Communication skills

Communication skills are the abilities used to convey and understand information effectively, including listening, speaking, writing, presenting, and nonverbal awareness. They enable two-way exchange with stakeholders to align expectations, decisions, and actions.

Key Points

  • Communication skills are applied across the project to share information, build understanding, and support decisions.
  • Effective use involves active listening, clear and concise messaging, appropriate tone, and cultural sensitivity.
  • Channel and timing are tailored to urgency, complexity, confidentiality, and stakeholder accessibility.
  • Checking for understanding through questions, paraphrasing, and feedback loops reduces rework and conflict.
  • Visuals, structure, and brevity improve clarity and retention for diverse audiences.
  • Documenting outcomes and next steps turns conversations into traceable commitments.

Purpose of Analysis

  • Determine which communication skills and channels will best achieve the desired outcome for a specific audience.
  • Identify barriers such as language, culture, noise, or tooling and plan how to mitigate them.
  • Set the level of detail, tone, and format needed to match stakeholder needs and decision timelines.
  • Evaluate effectiveness and adjust the communications approach to improve engagement and comprehension.

Method Steps

  • Identify the audience and their preferences, language, culture, roles, and accessibility needs.
  • Clarify the communication objective and the decision or action you want to enable.
  • Assess complexity, sensitivity, and urgency to choose suitable channel(s) and timing.
  • Plan and craft the message: structure key points, use plain language, and prepare visuals or examples.
  • Engage using communication skills: active listening, open-ended questions, empathy, and nonverbal awareness.
  • Confirm understanding: paraphrase, summarize, and agree on decisions, owners, and due dates.
  • Record and distribute outcomes (minutes, action items, decisions) to relevant stakeholders.
  • Monitor feedback, response rates, and results; refine channel, cadence, or content as needed.

Inputs Needed

  • Stakeholder register or map with interests, influence, and preferences.
  • Communications approach or plan, including channels and cadences.
  • Team charter and working agreements on responsiveness and tools.
  • Organizational policies, cultural norms, and legal or compliance constraints.
  • Project status data, risks and issues, and backlog or schedule information.
  • Historical communications, feedback, and lessons learned.
  • Tool availability and constraints (email, chat, video, collaboration platforms).

Outputs Produced

  • Updated communications approach, stakeholder engagement strategies, and cadences.
  • Message maps, templates, and presentation or briefing materials.
  • Meeting agendas, minutes, decision logs, and action item lists.
  • Feedback summaries and stakeholder sentiment insights.
  • Identified risks, issues, or change requests related to communications.
  • Lessons learned entries to improve future interactions.

Interpretation Tips

  • If stakeholders ask repeated basic questions, the message may be unclear or not reaching the right audience.
  • Low response or slow decisions can indicate channel mismatch or overload; try a different medium or summary.
  • Conflicting interpretations signal a need for confirmation techniques and clearer visuals or examples.
  • Heightened emotion or resistance suggests pausing to listen, acknowledge concerns, and follow up one-on-one.
  • Distributed teams benefit from concise asynchronous summaries with clear calls to action.
  • Executives often prefer brief, outcome-focused updates; technical teams may need deeper detail and diagrams.

Example

A project manager must inform stakeholders about a two-week schedule slip.

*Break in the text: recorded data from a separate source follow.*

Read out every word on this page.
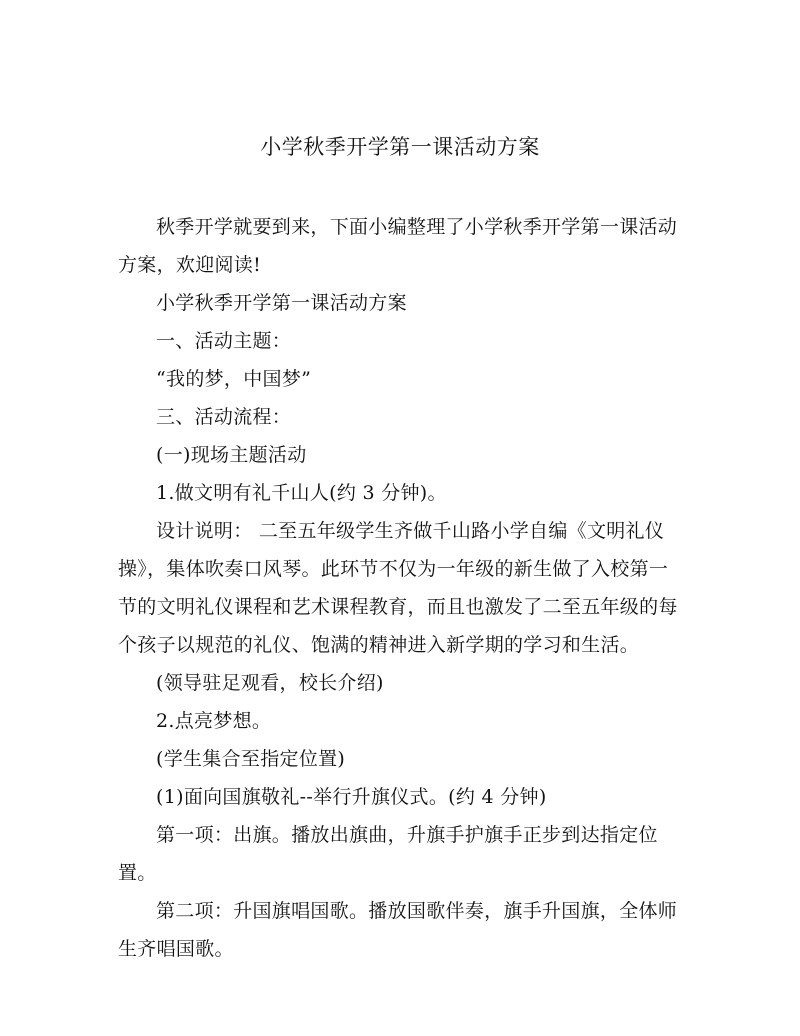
小学秋季开学第一课活动方案

秋季开学就要到来，下面小编整理了小学秋季开学第一课活动方案，欢迎阅读!

小学秋季开学第一课活动方案

一、活动主题：

“我的梦，中国梦”

三、活动流程：

(一)现场主题活动

1.做文明有礼千山人(约 3 分钟)。

设计说明： 二至五年级学生齐做千山路小学自编《文明礼仪操》，集体吹奏口风琴。此环节不仅为一年级的新生做了入校第一节的文明礼仪课程和艺术课程教育，而且也激发了二至五年级的每个孩子以规范的礼仪、饱满的精神进入新学期的学习和生活。

(领导驻足观看，校长介绍)

2.点亮梦想。

(学生集合至指定位置)

(1)面向国旗敬礼--举行升旗仪式。(约 4 分钟)

第一项：出旗。播放出旗曲，升旗手护旗手正步到达指定位置。

第二项：升国旗唱国歌。播放国歌伴奏，旗手升国旗，全体师生齐唱国歌。
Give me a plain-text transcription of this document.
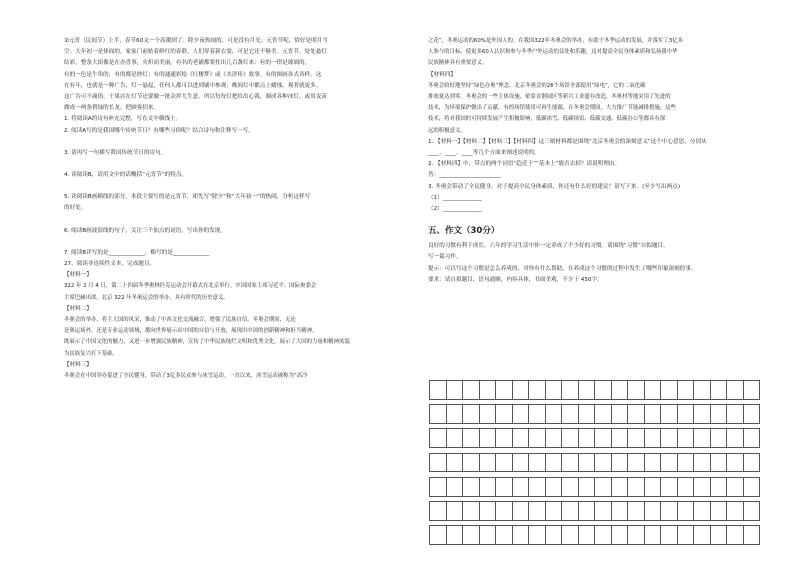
②元宵（民间节）上半，春节60又一个高潮到了。除夕夜热闹的，可是没有月光；元宵节呢，恰好是明月当

空。大年初一是体面的，家家门前贴着鲜红的春联，人们穿着新衣裳，可是它还不够美。元宵节，处处悬灯

结彩，整条大街像是在办喜事，火炽而美丽。有名的老铺都要挂出几百盏灯来：有的一律是玻璃的，

有的一色是牛角的，有的都是纱灯；有的通通彩绘《红楼梦》或《水浒传》故事。有的图画各式各样。这

在有年，也就是一种广告，灯一悬起，任何人都可以进到铺中参观；晚间灯中都点上蜡烛，观者就更多。

这广告可不庸俗，干果店在灯节还要做一批杂拌儿生意，所以每每灯把给出心裁，制成各种冰灯，或用麦苗

做成一两条碧绿的长龙，把顾客招来。

1. 将阅读A的诗句补充完整，写在文中横线上。

2. 阅读A写的是我国哪个传统节日？有哪些习俗呢？结合诗句和注释写一写。

3. 请再写一句描写我国传统节日的诗句。

4. 读阅读B，请用文中的话概括“元宵节”的特点。

5. 读阅读B画横线的部分，本段主要写的是元宵节，却先写“除夕”和“大年初一”的热闹，分析这样写

的好处。

6. 阅读B画波浪线的句子，关注三个加点的词语，写出你的发现。

7. 阅读B详写的是_____________，略写的是_____________

27、阅读非连续性文本，完成题目。

【材料一】

322 年 2 月 4 日，第二十四届冬季奥林匹克运动会开幕式在北京举行。中国国家主席习近平、国际奥委会

主席巴赫出席。北京 322 年冬奥运会的举办，具有时代的历史意义。

【材料二】

冬奥会的举办，将主大国的风采，推动了中西文化交流融合，增强了民族自信。冬奥会期间，无论

是奥运场外，还是专业运动领域，都向世界展示出中国的自信与开放，展现出中国的创新精神和担当精神。

既展示了中国文化的魅力，又进一步增强民族精神，宣传了中华民族灿烂文明和优秀文化，展示了大国的力量和精神风貌

为民族复兴打下基础。

【材料三】

冬奥会在中国举办促进了全民健身，带动了3亿多民众参与冰雪运动。一直以来，冰雪运动被称为“高冷

之花”，冬奥运动的60%是外国人的。在我国322年冬奥会的举办，有助于冬季运动的发展，并落实了3亿多

人参与的目标。使更多60人认识和参与冬季户外运动的益处和乐趣，这对提高全民身体素质和弘扬我中华

民族精神具有重要意义。

【材料四】

冬奥会较好地坚持“绿色办奥”理念，北京冬奥会的26个场馆全部使用“绿电”，它的二氧化碳

排放量达到零。冬奥会的一些主体设施，依靠首钢园区等新兴工业遗存改造，冬奥村等地采用了先进的

技术，为环境保护做出了贡献。有的场馆使用可再生能源，在冬奥会期间，大力推广节能减排措施，这些

技术，将对我国的可持续发展产生积极影响，低碳冰雪、低碳场馆、低碳交通、低碳办公等都具有深

远的积极意义。

1. 【材料一】【材料二】【材料三】【材料四】这三则材料都是围绕“北京冬奥会的深刻意义”这个中心意思，分别从

____、____、____等几个方面来阐述说明的。

2. 【材料四】中，带点的两个词语“趋近于”“基本上”能否去掉？请说明理由。

答：______________________

3. 冬奥会带动了全民健身，对于提高全民身体素质，你还有什么好的建议？请写下来。(至少写出两点)

（1）______________

（2）______________

五、作文（30分）

良好的习惯有利于成长。六年的学习生活中你一定养成了不少好的习惯。请围绕“习惯”自拟题目，

写一篇习作。

提示：可以写这个习惯是怎么养成的，对你有什么帮助，在养成这个习惯的过程中发生了哪些印象深刻的事。

要求：请自拟题目，语句通顺，内容具体，书面美观，不少于 450字。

She identifies executives and team leads as audiences, clarifies the goal (agree on recovery options), and chooses a short briefing with a one-page summary, followed by a Q&A. During the session, she uses plain language, shows a simple timeline, invites questions, and paraphrases concerns. She confirms decisions and owners, then circulates minutes and a brief FAQ. Feedback shows clarity improved, and the team aligns on the mitigation plan.

Pitfalls

  • Using one-size-fits-all messages without tailoring to audience needs.
  • Over-reliance on a single channel (for example, only email) when richer interaction is needed.
  • Talking more than listening and failing to check for understanding.
  • Excessive jargon, long messages, or cluttered visuals that obscure key points.
  • Not documenting decisions and actions, leading to confusion later.
  • Ignoring cultural, language, or accessibility considerations for global teams.

PMP Example Question

A stakeholder keeps misinterpreting weekly status emails, leading to rework. What should the project manager do first to improve communication effectiveness?

  1. Increase the length of the status email to include more detail.
  2. Schedule a brief call to confirm understanding and agree on a preferred channel and format.
  3. Escalate the issue to the sponsor for direction.
  4. Remove the stakeholder from the distribution list until the report is improved.

Correct Answer: B — Schedule a brief call to confirm understanding and agree on a preferred channel and format.

Explanation: Start with two-way communication to diagnose the issue, use active listening, and tailor channel and format. This addresses root causes before escalating or adding more detail.